Reference videos do not need to be in-distribution: Using audio-related videos (57k) as references actually reached 87.7 CIDEr. The interface is robust and does not require strictly in-distribution reference sets, significantly lowering deployment difficulty.
Parameter-efficient scalability: The 0.5B model with 68.7M extra parameters outperforms the 7B version of PAVE (256.7M). V-LynX-7B (195.0M) uses 59% fewer parameters than PAVE-7B (475.0M) while achieving better performance.

Highlights & Insights¶

Discovery of the Token Interface: The core contribution is the discovery and formalization of the continuous manifold inside Video LLMs. t-SNE visualizations showing the relationship between frame and vocabulary embeddings reveal this "soft token" space, providing a theoretical foundation for multimodal expansion across other LLMs (Image-Text, 3D-Text).
Clever design for alignment without sequences: Traditional alignment requires paired triplets (A-B-C). V-LynX achieves alignment using unimodal data by using video Key-Values as "reference anchors" at the attention level, drastically reducing data costs.
Trade-off between Distribution and Features: Distribution regularization is more subtle than direct feature similarity alignment—it preserves the freedom of the new modality space while ensuring statistical properties match, avoiding semantic loss from over-alignment.

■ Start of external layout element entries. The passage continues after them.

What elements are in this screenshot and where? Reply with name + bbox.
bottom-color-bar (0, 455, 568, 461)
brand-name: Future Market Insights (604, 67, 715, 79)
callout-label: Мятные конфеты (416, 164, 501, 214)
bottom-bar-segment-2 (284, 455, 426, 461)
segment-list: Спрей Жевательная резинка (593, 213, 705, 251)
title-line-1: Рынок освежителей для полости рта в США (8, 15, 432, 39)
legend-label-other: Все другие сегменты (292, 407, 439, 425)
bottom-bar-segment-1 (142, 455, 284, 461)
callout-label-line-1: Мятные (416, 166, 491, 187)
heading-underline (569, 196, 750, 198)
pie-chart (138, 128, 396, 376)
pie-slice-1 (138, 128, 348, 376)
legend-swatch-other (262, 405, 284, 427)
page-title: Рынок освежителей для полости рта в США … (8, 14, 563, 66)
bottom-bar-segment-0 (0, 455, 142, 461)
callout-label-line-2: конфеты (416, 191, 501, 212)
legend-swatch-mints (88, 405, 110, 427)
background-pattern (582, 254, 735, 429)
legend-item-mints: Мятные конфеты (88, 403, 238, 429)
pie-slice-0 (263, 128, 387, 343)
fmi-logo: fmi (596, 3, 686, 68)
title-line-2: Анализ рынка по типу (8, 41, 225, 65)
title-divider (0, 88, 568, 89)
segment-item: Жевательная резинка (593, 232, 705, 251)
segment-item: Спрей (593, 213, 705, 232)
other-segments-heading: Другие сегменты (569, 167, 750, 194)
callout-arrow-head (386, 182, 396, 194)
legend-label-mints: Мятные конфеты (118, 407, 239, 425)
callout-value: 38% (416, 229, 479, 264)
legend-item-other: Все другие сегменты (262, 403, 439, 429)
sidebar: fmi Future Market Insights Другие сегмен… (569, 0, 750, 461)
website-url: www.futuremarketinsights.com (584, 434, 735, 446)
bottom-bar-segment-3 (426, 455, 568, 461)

Limitations & Future Work¶

All experiments are based on the LLaVA-OV backbone; generalizability across other Video LLMs (e.g., VideoChat3, Qwen-Video) has not been verified.
Although reference videos do not need to be strictly in-distribution, they still require manual selection. Adaptive selection of the most informative reference set could further reduce costs.
Multimodal fusion is still additive (training LoRAs for Audio and 3D separately); simultaneous fusion of more than three modalities and potential interference remains unexplored.

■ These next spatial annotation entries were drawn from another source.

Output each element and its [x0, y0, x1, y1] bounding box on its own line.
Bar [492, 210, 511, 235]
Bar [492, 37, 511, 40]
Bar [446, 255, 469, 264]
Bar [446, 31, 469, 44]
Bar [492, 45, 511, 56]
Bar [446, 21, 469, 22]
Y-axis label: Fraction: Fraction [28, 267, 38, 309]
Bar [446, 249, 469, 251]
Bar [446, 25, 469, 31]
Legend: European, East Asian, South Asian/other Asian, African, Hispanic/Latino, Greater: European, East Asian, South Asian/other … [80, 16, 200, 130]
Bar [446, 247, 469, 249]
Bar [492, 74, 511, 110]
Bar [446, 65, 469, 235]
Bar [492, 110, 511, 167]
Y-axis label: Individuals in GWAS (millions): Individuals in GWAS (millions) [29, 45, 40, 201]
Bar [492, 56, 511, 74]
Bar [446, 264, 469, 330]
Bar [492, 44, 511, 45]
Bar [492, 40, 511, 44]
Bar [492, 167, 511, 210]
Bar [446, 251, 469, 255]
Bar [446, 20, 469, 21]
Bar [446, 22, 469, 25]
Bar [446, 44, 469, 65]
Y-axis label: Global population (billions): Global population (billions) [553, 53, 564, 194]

vs PAVE (Liu et al. 2025): PAVE uses independent encoders + cross-attention, requiring paired data and extra parameters. V-LynX reuses frozen encoders + distribution alignment, reducing parameters by 59% (up to 81% for 0.5B) while improving performance—essentially using geometric constraints to replace complex architecture.
vs Video-LLaMA / VideoLLaMA2: These support modalities by extending audio encoders or integrating prefab encoders (ImageBind), following the "encoder stacking" paradigm. V-LynX innovates by "reusing rather than adding."
vs Parameter-Efficient Prompting (Li & Liang 2021): Inspired by soft tokens, but focuses on multimodal adaptation at the representation level rather than parameter efficiency at the prompt layer.

Rating¶

Novelty: ⭐⭐⭐⭐⭐ Discovery of Token Interface + elegant distribution alignment; achieving cross-modal alignment with unimodal data is a breakthrough.
Experimental Thoroughness: ⭐⭐⭐⭐ Four task dimensions + comprehensive ablation and benchmarking; limited to the LLaVA-OV backbone.
Writing Quality: ⭐⭐⭐⭐ Clear logic and detailed method description; occasional redundant paragraphs.
Value: ⭐⭐⭐⭐⭐ Efficient parameterization + practical unpaired data solution + generalizable theoretical perspective; significant contribution to both engineering and science.